車窓から入ってくる風が凛と冷えていて、身が引き締まります。爽快さもありますが、まさに冬の入り口ですね。窓を閉めて、車内を暖かくしてドライブを続けましょう。
ここでのBGMには、この曲がぴったりです。モーツァルト作曲の、交響曲第40番第2楽章です。
晩秋の色鮮やかな風景を彩る穏やかな曲調は、いかにもモーツァルトらしい優しさに満ちています。ゆったりとしたワルツのリズムでダイナミックな展開もありませんが、その優しい感じが目の前の紅葉の景色にマッチしています。
この交響曲第40番は、モーツァルトの円熟期の傑作と言われています。

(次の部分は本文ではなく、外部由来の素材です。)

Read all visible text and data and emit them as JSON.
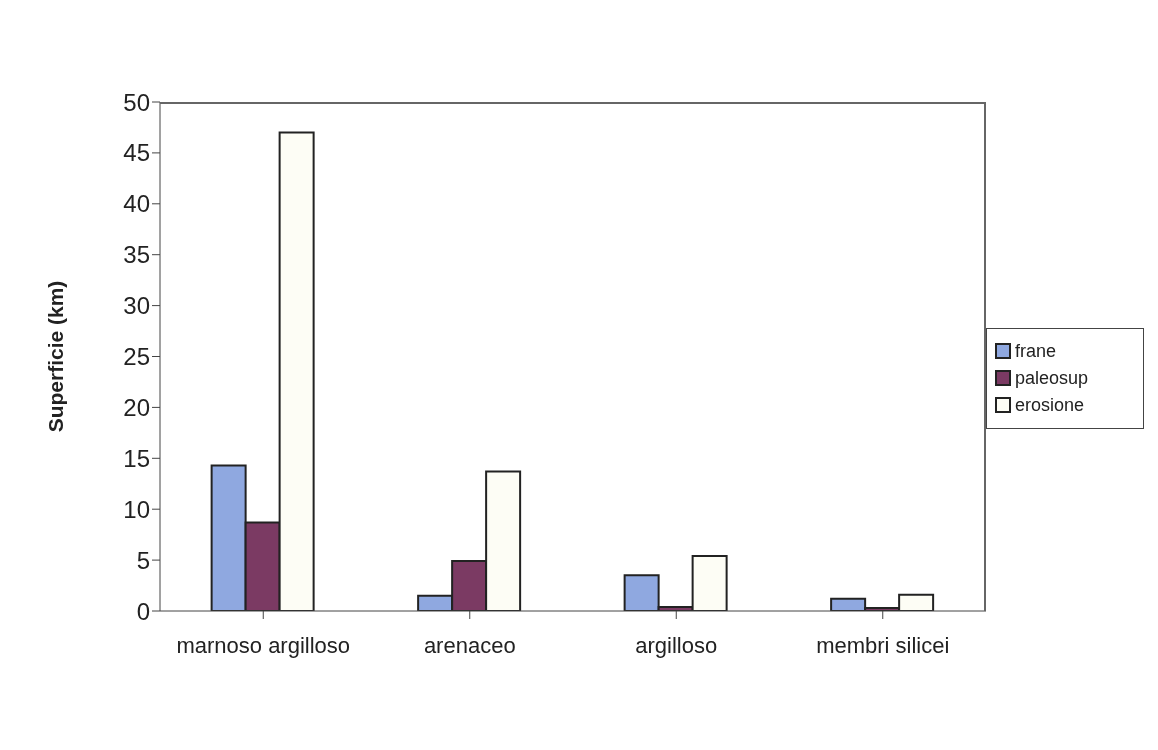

彼には珍しい短調の作品で、有名な第1楽章の哀愁に満ちたメロディは、ポップスにも引用されたりして全世界で愛されています。第2楽章は基本はモーツァルト定番の長調なのですが、短調の部分も絶妙に織り交ぜていてそのさじ加減がとても気持ち良く響いてきます。
定番になっている録音も無数にありますが、ここではモノラル録音のワルター指揮ウィーン・フィルの名演をお勧めしておきます。格調あふれる演奏は、モーツァルトを聴くならまずこれから、という程の評価の高い録音です。
さあ、いよいよ冬の到来です。快適な車内でドライブを楽しめる季節になりますね。くれぐれも、アクセルは控えめに。